Sampling with Markov chain Monte Carlo methods often amounts to discretizing some continuous-time dynamics with numerical integration. In this paper, we establish the convergence rate of sampling algorithms obtained by discretizing smooth It\^o diffusions exhibiting fast Wasserstein-$2$ contraction, based on local deviation properties of the integration scheme. In particular, we study a sampling algorithm constructed by discretizing the overdamped Langevin diffusion with the method of stochastic Runge-Kutta. For strongly convex potentials that are smooth up to a certain order, its iterates converge to the target distribution in $2$-Wasserstein distance in $\tilde{\mathcal{O}}(d\epsilon^{-2/3})$ iterations. This improves upon the best-known rate for strongly log-concave sampling based on the overdamped Langevin equation using only the gradient oracle without adjustment.

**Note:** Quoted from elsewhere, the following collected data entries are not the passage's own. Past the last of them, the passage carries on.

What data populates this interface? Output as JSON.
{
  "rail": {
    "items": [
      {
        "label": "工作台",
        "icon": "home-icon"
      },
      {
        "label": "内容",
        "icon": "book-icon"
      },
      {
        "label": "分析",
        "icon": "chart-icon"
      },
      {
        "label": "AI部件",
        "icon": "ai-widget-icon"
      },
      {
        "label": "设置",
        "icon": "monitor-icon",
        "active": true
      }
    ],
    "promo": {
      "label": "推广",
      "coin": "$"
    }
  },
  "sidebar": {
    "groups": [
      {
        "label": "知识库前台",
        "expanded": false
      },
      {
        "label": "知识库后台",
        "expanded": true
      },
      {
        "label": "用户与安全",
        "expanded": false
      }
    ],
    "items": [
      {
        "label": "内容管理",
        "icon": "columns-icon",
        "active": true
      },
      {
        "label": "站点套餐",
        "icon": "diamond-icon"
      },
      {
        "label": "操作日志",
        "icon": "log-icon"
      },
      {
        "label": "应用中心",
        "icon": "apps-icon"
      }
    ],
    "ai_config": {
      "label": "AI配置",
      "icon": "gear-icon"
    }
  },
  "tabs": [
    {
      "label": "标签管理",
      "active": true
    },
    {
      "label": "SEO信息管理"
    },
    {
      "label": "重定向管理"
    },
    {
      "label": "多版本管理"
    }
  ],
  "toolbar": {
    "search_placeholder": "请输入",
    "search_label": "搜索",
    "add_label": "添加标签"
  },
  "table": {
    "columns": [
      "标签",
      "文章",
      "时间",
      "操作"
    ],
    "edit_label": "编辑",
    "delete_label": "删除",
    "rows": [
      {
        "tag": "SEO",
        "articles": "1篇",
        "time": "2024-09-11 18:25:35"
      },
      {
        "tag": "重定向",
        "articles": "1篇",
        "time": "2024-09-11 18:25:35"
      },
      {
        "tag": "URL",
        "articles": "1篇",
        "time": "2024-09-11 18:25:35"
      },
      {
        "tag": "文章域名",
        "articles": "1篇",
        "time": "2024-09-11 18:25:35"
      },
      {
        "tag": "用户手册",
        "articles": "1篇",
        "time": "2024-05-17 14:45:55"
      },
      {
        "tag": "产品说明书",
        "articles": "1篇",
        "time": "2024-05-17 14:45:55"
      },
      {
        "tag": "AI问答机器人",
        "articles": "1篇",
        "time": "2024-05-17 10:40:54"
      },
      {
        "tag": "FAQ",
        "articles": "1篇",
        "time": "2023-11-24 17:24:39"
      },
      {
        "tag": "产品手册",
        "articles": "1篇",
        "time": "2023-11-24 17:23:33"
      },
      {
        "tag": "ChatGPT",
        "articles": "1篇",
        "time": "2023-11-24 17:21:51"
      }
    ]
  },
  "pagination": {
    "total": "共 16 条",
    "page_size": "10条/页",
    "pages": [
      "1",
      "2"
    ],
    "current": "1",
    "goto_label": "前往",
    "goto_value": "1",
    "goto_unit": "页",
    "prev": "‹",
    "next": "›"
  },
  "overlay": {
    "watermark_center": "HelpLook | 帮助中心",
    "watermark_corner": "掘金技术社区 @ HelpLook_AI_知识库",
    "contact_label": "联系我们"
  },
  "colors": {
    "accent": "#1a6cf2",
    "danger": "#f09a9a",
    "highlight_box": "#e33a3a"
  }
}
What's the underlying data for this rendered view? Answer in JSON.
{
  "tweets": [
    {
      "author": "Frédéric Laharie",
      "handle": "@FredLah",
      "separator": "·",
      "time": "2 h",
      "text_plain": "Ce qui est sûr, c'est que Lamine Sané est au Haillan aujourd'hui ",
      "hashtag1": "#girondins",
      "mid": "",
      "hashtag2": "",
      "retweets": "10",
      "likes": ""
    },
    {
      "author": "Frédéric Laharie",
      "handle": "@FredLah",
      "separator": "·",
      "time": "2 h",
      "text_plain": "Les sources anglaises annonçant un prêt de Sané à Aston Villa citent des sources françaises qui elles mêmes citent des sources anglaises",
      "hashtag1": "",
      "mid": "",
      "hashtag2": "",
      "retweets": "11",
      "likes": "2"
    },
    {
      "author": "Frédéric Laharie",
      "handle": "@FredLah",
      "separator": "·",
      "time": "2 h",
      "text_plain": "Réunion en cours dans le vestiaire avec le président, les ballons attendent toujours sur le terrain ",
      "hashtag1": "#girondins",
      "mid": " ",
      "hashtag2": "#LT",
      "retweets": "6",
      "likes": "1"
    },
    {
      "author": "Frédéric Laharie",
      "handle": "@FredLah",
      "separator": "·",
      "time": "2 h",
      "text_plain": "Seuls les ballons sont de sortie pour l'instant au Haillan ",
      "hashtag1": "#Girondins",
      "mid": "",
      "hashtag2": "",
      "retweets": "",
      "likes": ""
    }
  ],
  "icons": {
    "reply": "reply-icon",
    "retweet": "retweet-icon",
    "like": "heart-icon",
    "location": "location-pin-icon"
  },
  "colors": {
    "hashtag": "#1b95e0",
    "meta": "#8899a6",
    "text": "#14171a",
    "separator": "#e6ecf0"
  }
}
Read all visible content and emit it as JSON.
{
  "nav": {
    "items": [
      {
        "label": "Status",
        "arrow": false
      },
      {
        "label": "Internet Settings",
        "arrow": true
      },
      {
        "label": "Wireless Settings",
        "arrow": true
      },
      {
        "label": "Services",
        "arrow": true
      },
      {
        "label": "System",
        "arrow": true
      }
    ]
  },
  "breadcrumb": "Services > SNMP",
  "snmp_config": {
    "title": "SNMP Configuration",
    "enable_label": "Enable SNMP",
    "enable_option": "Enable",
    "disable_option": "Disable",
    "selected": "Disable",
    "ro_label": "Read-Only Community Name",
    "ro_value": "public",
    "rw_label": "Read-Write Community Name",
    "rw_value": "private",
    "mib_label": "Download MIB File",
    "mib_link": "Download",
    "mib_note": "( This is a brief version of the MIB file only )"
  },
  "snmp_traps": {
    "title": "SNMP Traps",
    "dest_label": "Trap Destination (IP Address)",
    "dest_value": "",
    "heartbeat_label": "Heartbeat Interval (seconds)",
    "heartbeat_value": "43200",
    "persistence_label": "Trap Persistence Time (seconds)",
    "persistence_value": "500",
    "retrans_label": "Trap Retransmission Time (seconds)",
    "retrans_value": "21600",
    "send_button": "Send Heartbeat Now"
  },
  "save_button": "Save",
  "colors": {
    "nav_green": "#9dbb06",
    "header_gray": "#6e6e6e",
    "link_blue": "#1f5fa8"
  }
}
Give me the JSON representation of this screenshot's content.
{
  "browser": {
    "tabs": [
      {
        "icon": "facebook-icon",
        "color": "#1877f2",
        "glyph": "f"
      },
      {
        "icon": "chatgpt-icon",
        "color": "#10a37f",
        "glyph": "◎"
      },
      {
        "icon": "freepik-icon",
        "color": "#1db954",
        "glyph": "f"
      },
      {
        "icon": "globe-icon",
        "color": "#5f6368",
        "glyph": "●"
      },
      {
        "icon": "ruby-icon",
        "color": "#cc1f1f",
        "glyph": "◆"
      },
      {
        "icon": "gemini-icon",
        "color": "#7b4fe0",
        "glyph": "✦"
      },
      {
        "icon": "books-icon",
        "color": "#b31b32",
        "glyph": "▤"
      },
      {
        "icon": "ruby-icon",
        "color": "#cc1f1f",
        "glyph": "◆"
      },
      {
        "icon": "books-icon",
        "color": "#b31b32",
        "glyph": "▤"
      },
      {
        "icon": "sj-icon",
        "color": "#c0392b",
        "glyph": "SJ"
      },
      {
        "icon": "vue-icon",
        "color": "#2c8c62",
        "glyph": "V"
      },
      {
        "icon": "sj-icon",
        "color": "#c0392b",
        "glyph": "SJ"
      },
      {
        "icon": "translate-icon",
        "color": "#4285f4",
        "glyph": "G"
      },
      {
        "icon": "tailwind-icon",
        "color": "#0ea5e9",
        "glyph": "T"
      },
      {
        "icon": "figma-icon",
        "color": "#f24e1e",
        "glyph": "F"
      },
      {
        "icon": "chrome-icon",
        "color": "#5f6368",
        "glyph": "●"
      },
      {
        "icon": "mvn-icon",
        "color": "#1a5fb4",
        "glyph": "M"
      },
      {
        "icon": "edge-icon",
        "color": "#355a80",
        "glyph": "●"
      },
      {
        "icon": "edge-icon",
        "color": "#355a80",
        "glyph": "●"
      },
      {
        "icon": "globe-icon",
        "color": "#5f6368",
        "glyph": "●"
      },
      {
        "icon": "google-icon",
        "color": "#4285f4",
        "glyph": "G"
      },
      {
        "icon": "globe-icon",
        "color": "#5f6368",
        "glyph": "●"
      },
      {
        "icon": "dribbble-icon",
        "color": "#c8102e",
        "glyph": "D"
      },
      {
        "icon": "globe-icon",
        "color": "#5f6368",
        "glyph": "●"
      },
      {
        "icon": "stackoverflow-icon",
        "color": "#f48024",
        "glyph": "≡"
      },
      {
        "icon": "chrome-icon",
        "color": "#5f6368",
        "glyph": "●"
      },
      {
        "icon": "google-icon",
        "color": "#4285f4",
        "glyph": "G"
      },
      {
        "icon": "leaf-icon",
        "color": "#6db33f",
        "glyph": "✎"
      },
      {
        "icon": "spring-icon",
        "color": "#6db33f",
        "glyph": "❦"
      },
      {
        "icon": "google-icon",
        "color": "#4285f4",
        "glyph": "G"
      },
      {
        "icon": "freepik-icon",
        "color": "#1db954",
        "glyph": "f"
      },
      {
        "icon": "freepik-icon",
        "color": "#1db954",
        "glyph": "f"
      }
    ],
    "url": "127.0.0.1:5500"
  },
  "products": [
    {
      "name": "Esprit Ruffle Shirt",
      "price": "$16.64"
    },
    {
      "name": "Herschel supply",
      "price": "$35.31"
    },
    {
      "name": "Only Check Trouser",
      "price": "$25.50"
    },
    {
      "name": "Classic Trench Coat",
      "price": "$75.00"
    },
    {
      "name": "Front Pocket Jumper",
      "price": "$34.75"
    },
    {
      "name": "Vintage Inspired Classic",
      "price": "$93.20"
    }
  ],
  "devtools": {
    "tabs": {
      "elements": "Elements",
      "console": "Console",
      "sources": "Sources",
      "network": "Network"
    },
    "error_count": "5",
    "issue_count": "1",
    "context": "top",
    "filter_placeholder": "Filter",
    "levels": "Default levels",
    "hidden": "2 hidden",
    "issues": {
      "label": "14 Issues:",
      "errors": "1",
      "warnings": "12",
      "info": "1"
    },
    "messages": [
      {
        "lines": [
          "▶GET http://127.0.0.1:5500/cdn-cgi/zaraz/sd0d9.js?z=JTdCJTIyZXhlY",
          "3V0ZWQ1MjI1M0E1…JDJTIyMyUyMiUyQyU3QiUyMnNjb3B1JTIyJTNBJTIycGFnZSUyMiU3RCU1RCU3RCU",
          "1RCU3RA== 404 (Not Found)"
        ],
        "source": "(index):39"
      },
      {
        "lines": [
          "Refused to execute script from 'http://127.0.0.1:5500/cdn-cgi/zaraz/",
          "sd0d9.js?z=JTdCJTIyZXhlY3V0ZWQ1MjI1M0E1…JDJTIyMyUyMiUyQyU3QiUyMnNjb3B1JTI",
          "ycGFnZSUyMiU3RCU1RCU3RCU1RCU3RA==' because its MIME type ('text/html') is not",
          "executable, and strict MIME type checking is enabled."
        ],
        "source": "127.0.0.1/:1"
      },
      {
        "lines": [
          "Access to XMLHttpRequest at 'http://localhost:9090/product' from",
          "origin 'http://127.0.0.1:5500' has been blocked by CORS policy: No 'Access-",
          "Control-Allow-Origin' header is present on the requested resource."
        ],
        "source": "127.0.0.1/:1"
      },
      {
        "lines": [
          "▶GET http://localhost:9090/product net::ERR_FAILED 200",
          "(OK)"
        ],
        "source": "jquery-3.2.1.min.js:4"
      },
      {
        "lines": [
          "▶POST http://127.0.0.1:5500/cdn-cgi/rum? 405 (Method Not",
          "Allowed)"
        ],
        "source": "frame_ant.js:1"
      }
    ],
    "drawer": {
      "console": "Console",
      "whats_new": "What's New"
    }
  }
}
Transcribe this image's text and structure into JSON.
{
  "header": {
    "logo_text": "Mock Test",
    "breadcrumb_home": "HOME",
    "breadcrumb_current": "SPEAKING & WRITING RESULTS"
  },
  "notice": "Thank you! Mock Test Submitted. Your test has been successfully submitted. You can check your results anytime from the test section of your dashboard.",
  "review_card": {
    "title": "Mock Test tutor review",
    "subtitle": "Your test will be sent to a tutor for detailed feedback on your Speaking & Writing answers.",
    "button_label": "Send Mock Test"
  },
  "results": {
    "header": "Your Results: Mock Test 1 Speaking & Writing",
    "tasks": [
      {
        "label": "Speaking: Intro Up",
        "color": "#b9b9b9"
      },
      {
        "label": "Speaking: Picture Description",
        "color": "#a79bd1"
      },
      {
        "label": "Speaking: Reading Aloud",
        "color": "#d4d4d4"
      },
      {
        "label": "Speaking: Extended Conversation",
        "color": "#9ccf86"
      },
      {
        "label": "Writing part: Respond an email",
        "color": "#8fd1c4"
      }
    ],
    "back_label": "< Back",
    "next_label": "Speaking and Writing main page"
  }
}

In addition, we extend our analysis of stochastic Runge-Kutta methods to uniformly dissipative diffusions with possibly non-convex potentials and show they achieve better rates compared to the Euler-Maruyama scheme in terms of the dependence on tolerance $\epsilon$. Numerical studies show that these algorithms lead to better stability and lower asymptotic errors.